Bu aşk hikâyesi yanı sıra, Ülkü’nün kardeşleri İlmiye ve Ali ile birlikte Öğretmen Fred’in sınıfında öğrenci oluyoruz. Oğlunu Çanakkale savaşında kaybeden Avusturyalı öğretmenin dersleri Atatürk’ün müfredata kattığı muazzam bilgiler içerir: İnsanlık tarihi, dinler tarihi, edebiyat, medeniyetler, Sümerler, kil tabletler…

Anlatıldığı dönemde yaşanan kargaşa, entrikalar, dinin çıkarlara alet edilmesi, cahillikle mücadele, yapılan yenilikler, kadının toplumdaki yeri, istiklal mücadelesi ve bir aşk hikâyesi…

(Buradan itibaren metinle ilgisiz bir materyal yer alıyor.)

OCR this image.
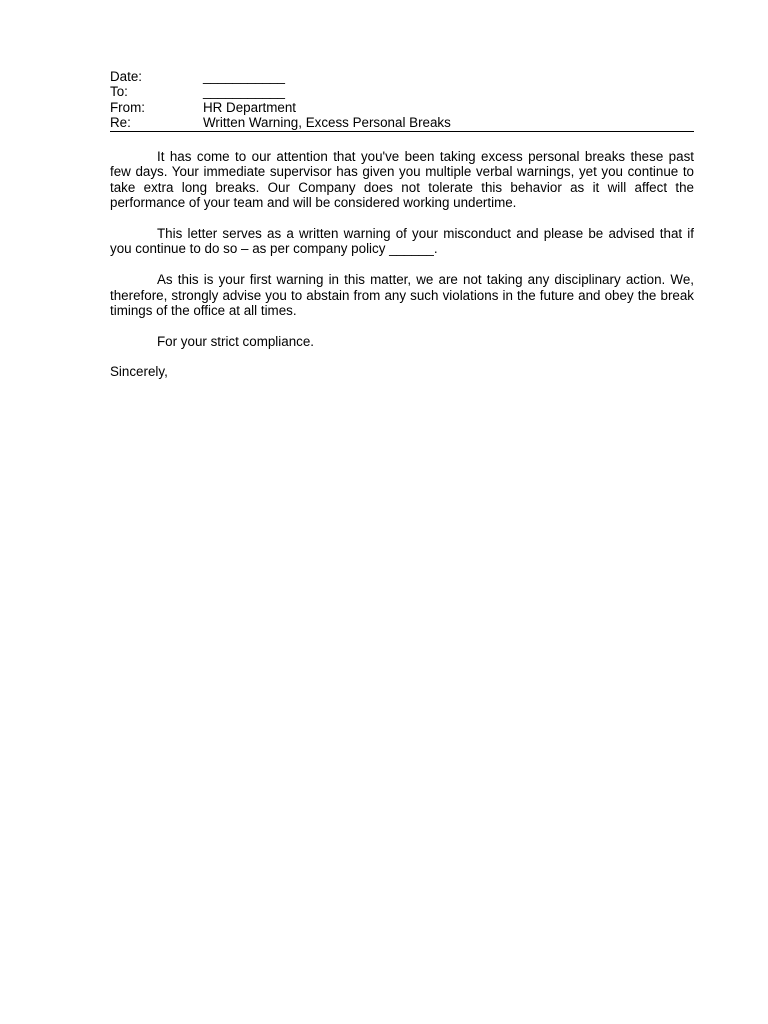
Date:	___________
To:	___________
From:	HR Department
Re:	Written Warning, Excess Personal Breaks

It has come to our attention that you've been taking excess personal breaks these past few days. Your immediate supervisor has given you multiple verbal warnings, yet you continue to take extra long breaks. Our Company does not tolerate this behavior as it will affect the performance of your team and will be considered working undertime.

This letter serves as a written warning of your misconduct and please be advised that if you continue to do so – as per company policy ______.

As this is your first warning in this matter, we are not taking any disciplinary action. We, therefore, strongly advise you to abstain from any such violations in the future and obey the break timings of the office at all times.

For your strict compliance.

Sincerely,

Kitapta verilen bilgiler kaynak gösterilerek dipnot şeklinde paylaşılmış. Ayrıca kitabı okurken faydalanması için okuyucuya müzik önerileri de sunulmuş.  

 

KİTAPTAN SEVDİĞİM ALINTILAR:

 

“...kadın olmak başlı başına ihtilaldi. Her gün bir zihni fethedip varlığını olduğun gibi kabul ettirmekle geçen gündelik ama sonsuza kadar süren bir ihtilal. Her gün yeniden başlayan, hiç bitmeyen bir direniş. İnsan yerine konulmanın savaşı!”

 

“Toplumları doğuran kadınları kişi olarak göremeyen, karanlığa iten toplumlar, mazeretleri ne olursa olsun, yok olmaya, yağmalanmaya ve köle olmaya mahkûmdurlar, çünkü kölelik anneden geçer.”

 

“Sevgisizlik resmen bir hastalıktı, henüz tıp dünyasında adı konmamış, insanlığı bozan, yıpratan, dünyayı cehenneme dönüştüren bir hastalıktı ve belki de bulaşıcıydı.”

 

“İnsan olmayı başarabilmek için doğduğunu anlamadıysan, hangi dine inandığının hiçbir anlamı yok.”

 

“İnsanın kaybedecek hiçbir şeyi kalmadığında, geri kalan herkes anlamsızlaşır.”

 

"Bazen sorgulamak savaşmaktan daha fazla cesaret isterdi."

 

“İnsan, ait olmadığı yerlerde hep azalırdı.”

 

“Hissettiklerimiz değil miydi cennetimiz ya da cehennemimiz?”